Scars
It’s around 2:15am right now in Japan. I can’t seem to make it to bed before 2am no matter how tired I am. I get some sort of second wind when I realize everyone at home is really starting to dig into their day. I don’t know when the last time was that I got a solid 8hrs. I’m aware that I’m the worst at keeping up this blog. And I need to get to bed so this ain’t gon’ be Valle’s most eloquent verse, but I just had a realization that I think others can relate to so I figured I'd put it down.
The last 11 months have been some of the most difficult, yet simultaneously amazing of my life. And trying to reconcile the flood of what, at times, seem like completely antithetical feelings can be sort of dizzying. I moved to Cartagena around 11 months ago to conduct research for my dissertation. I guess you could say it was the best of times, it was the worst of times. I just returned in May and still haven’t really processed all that was that experience. That unforgettable, awesomely awful, superbly silly time. I've been on the move so much. It's what Carmen Jones Sandiego has chosen to do for the last two years.
I found myself scrolling through my Instagram pics a short while ago (which I only started using since moving to Cartagena last August) and was sort of floored by all of the faces and different spaces.
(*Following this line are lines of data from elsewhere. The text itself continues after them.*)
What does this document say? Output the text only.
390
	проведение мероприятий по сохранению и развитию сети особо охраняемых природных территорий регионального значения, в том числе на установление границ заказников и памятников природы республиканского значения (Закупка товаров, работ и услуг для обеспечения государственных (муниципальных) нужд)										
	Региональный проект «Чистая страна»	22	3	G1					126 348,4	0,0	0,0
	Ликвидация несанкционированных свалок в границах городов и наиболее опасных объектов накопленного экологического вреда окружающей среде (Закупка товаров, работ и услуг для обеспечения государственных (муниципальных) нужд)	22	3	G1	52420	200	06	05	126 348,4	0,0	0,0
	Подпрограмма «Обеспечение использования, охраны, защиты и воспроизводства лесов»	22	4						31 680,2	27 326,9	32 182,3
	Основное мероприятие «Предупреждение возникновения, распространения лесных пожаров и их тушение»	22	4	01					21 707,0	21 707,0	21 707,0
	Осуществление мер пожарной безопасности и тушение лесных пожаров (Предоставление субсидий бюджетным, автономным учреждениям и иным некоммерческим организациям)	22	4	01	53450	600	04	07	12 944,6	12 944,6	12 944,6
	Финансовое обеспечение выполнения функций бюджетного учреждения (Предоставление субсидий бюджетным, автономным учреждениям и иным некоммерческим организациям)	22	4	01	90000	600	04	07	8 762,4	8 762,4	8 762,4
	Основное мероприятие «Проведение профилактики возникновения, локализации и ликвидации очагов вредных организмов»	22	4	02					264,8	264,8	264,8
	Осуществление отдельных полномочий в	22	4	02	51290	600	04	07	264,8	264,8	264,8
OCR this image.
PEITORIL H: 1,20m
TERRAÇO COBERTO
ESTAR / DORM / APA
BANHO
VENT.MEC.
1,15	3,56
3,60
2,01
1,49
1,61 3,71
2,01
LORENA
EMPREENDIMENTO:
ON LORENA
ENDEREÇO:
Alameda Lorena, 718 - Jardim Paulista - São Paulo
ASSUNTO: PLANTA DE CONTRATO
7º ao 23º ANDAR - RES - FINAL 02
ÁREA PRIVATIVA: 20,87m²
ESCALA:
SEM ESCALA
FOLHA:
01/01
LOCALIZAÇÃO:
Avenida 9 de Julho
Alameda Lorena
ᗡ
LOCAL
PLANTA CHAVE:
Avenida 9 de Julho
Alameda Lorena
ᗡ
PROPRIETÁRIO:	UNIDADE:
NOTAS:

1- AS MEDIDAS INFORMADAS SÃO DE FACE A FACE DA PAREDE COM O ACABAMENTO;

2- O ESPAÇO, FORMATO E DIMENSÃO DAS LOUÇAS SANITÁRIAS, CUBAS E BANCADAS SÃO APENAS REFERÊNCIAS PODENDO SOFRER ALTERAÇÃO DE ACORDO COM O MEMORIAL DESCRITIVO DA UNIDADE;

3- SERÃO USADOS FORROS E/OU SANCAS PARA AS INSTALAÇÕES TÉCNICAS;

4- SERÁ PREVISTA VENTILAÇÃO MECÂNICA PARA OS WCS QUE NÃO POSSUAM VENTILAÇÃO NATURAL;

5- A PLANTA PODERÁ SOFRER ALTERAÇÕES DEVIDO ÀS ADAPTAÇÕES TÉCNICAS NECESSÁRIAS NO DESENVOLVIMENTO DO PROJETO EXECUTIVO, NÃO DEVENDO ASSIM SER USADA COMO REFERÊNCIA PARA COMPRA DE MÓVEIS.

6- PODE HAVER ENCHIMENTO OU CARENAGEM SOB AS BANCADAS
All of the color. All of the moments and the newness. All of the sights, smells, sounds, the tastes and the touches. And all of the darkness that often loomed in the background or pressed itself smack dead in my face. In just the last six months I’ve spent time on the soil of ten countries, on four different continents. I don’t even know how I made that happen. Feel like I’m watching my own movie and went to bathroom when they told that part.
And I’m sitting here in my room in Yokohama, Japan after packing up my things to head back into Tokyo in the morning so I can leave for Kyoto on Fri., come back to Tokyo on Monday, then back to the States on Tues. (feels like it sounds but with good theme music). I look down at my arms. I got the meanest bites of my life when I was in Austria, no bullshitting. And it hits me that these bites look as if they will permanently scar my arms. I go into a mini-panic. But I’ve worked so hard to prevent scars! What will I do?! Scars are ugly and hard and just unbecoming. I’m a single woman. I can’t be unbecoming! Who will love me if I am not pretty?! Gasp! Pause. Tranquiiila.
I’m fairly certain I got these scars from the mosquitos that went berserk while drinking spritzers with new friends and colleagues at a vineyard in Vienna. And how often will I get to do such a thing? How long will I get to go on these adventures? Ultimately we get older. We will change. And as long as we aren't standing still, we will bruise. We will have pain. We will scar. But as it turns out, scars are merely the price of truly living.